With freedom of access to land, to hold for occupancy and use, resting upon this common title, common needs will draw occupants and users to co-operate to secure what is beyond the power of the individual to obtain. The common title would produce independence, mutual reliance and organization, and precisely as privilege was eliminated fraternity of spirit and common aims would naturally arise. Co-operation would not have to be invented, it would be evolved; common needs would require common efforts, and whenever union would present benefits unattainable to divided efforts that moment steps toward co-operative unity would be taken.

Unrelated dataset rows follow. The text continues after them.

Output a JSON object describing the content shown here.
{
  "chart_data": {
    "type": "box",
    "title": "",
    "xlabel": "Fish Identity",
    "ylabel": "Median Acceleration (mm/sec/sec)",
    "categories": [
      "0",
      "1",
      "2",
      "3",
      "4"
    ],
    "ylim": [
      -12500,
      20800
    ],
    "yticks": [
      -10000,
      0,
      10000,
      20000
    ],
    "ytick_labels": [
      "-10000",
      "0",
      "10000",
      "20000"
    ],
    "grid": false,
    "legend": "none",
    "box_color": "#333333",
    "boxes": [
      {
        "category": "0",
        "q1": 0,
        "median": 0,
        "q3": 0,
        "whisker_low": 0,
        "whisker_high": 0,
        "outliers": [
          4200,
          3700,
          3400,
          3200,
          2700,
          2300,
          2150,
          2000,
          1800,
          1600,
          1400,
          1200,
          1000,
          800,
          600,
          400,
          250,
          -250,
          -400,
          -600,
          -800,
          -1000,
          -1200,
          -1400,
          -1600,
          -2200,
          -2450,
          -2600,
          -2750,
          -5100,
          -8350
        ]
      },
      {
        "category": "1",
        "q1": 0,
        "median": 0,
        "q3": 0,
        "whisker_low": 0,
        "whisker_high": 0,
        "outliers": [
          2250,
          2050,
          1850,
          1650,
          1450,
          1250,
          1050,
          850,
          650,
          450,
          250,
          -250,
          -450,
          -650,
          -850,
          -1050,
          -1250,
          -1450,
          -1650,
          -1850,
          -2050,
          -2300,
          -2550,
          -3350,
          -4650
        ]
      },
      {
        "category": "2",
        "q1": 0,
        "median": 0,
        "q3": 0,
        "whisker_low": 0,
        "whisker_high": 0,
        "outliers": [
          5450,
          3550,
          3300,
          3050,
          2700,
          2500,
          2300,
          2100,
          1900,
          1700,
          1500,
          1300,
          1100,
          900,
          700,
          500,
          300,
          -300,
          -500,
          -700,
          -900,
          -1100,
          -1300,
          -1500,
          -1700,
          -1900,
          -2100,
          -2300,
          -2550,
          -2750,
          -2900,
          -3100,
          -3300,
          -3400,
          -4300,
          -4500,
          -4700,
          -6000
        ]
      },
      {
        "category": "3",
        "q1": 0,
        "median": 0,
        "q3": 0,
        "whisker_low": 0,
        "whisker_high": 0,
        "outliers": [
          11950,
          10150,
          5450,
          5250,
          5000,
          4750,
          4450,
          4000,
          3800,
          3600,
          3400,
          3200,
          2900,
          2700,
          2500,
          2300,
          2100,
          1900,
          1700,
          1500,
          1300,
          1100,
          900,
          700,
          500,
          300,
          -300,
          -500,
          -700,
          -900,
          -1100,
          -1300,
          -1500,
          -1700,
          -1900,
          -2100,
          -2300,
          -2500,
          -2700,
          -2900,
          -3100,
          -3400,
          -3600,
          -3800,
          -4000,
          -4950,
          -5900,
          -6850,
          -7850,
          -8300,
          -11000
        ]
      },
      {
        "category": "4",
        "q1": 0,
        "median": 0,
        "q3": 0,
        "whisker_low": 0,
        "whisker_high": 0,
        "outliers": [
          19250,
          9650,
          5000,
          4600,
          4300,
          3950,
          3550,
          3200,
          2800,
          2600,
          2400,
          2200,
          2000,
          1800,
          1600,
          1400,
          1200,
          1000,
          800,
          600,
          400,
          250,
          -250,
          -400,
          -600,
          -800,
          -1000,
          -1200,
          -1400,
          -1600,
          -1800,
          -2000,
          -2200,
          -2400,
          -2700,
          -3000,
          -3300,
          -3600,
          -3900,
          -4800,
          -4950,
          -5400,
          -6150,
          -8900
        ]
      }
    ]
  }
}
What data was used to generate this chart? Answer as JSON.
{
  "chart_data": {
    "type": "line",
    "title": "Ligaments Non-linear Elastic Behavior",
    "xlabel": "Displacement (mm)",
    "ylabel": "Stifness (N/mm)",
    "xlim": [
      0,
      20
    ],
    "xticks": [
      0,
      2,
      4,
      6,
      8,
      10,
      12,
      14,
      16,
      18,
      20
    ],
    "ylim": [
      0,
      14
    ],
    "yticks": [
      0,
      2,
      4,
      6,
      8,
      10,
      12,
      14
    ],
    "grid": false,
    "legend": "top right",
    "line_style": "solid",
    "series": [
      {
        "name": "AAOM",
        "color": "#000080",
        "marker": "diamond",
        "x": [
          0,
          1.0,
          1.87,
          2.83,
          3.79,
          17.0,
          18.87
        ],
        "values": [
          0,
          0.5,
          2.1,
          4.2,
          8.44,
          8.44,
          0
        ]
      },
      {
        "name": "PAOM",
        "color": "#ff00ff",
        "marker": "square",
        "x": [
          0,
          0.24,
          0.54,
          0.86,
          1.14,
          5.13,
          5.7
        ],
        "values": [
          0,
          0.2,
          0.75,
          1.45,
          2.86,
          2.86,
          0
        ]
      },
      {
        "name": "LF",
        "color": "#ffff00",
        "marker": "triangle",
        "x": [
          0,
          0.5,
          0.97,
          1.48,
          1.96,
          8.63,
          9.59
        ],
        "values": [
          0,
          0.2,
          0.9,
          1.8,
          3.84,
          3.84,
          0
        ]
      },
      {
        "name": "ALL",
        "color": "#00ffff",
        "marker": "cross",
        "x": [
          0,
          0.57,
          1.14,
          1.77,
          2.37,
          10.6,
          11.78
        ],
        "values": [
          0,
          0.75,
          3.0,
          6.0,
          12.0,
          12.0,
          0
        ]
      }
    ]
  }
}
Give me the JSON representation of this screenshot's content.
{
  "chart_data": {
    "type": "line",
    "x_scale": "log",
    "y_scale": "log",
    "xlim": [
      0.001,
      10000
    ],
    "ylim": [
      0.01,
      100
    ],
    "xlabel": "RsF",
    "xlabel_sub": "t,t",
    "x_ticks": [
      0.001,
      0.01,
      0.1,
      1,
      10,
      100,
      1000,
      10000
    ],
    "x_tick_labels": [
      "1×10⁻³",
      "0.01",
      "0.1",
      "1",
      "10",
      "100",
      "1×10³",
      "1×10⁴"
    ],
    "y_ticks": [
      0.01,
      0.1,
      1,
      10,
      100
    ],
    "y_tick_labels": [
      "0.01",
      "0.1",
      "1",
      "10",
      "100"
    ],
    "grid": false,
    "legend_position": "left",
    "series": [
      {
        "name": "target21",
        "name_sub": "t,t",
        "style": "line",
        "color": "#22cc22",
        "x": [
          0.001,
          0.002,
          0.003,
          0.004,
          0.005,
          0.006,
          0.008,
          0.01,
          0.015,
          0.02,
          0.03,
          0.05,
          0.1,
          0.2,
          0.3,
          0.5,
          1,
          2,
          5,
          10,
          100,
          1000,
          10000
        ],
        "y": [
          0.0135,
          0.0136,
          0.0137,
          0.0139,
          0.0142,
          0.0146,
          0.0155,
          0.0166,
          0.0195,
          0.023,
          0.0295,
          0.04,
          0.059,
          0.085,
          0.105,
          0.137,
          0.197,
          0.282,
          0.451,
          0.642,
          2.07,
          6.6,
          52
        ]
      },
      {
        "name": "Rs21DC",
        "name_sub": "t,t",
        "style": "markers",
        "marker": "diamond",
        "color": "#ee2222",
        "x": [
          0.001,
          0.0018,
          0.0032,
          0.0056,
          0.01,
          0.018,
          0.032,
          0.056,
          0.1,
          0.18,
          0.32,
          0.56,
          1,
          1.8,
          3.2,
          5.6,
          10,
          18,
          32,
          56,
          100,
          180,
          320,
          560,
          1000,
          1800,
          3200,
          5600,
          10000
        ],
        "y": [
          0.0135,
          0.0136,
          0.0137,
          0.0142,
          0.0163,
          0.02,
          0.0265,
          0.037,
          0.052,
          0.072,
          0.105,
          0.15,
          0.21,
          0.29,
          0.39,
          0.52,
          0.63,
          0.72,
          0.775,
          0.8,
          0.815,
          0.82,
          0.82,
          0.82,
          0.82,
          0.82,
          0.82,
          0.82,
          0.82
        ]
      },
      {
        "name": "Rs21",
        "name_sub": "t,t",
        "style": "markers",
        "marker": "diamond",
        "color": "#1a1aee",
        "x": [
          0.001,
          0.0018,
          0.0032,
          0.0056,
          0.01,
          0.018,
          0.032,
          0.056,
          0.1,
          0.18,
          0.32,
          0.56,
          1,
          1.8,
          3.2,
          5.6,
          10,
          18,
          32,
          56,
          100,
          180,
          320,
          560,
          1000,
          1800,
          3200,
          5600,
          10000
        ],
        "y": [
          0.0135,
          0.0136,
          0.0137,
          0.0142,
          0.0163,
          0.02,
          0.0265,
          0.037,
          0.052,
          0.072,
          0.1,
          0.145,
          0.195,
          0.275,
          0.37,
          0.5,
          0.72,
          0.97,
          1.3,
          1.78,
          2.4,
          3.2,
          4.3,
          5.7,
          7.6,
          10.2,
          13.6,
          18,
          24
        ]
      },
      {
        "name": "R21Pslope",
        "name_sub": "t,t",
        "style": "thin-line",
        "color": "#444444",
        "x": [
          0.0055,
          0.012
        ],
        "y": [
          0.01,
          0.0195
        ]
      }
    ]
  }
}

But freedom of land is not enough. Capital, clad in the legalized armor of monopoly, holding in its power the medium of exchange and thus imposing a tax upon its use as a means to further production, can well afford to laugh at the puny effort to co-operate and make it also tributary to its gains. Again anarchism says to secure perfect co-operation there must be freedom in financial as well as in other matters. The privilege bestowed upon gold, by bestowing upon it as if by divine right a royal crown over other products of labor, has made it the despot of exchange. Anarchy declares that it has no natural right to the exclusive discharge of this social function over any or all other products; that so far from facilitating exchange it fastens upon industry the clog: of interest, causing all other wealth to pay tribute to it and at the same time regulating values by a speculative standard. Anarchy asserts that in the overthrow of this old superstition, exploded everywhere else save in financial matters, men will be thrown upon their own resources to organize mutual credit; that in co-operation a medium of exchange can be issued based upon any and all forms of wealth as security, and that in this ability to capitalize products for purposes of production of increased wealth there will be no monopoly to command interest for use. Anarchy, therefore, sees in emancipation from the monopoly of land and credit the opportunity for complete and perfect co-operation. Not a governmental scheme by which our functions are prescribed but a free alliance to achieve common ends; not necessarily a unity in one national association, but co-operation for local or national ends, just as the need arises, confident that under equal opportunities that which best discharges its social function will best commend itself for support.
The great trouble is that we have so long been nursed that we are not yet fully aware of our own capacities. So much have we been dominated by the state that we have not encouraged self-reliance. If, however, freedom is preferable to restrictions co-operation can only be secured by the joint efforts of free individuals, and just so far as the social units are emancipated from restriction so far will society reflect that liberty; just so far as the individuals are happy, prosperous, and moral, so far only will society be happy, prosperous, and moral. Social virtues are results, not causes.
Liberty, therefore, is the basis upon which true co-operation rests. To remove the shackles from individual activity in order that co-operative activity may have natural genesis is the mission of anarchy. It looks to the state only to abolish privilege; it looks to the freeman for the co-operative unit. It lays its foundation at the bottom, rather than beginning at the top to build downward.
In co-operation it sees that which will supplant the state, which will open avenues to every faculty, provide supply for every demand, and furnish to all the fullest and freest scope for the development of individuality, without the necessity of pleading a “baby act” to invoke guidance or desire to compel others to follow our co-operative lead and example.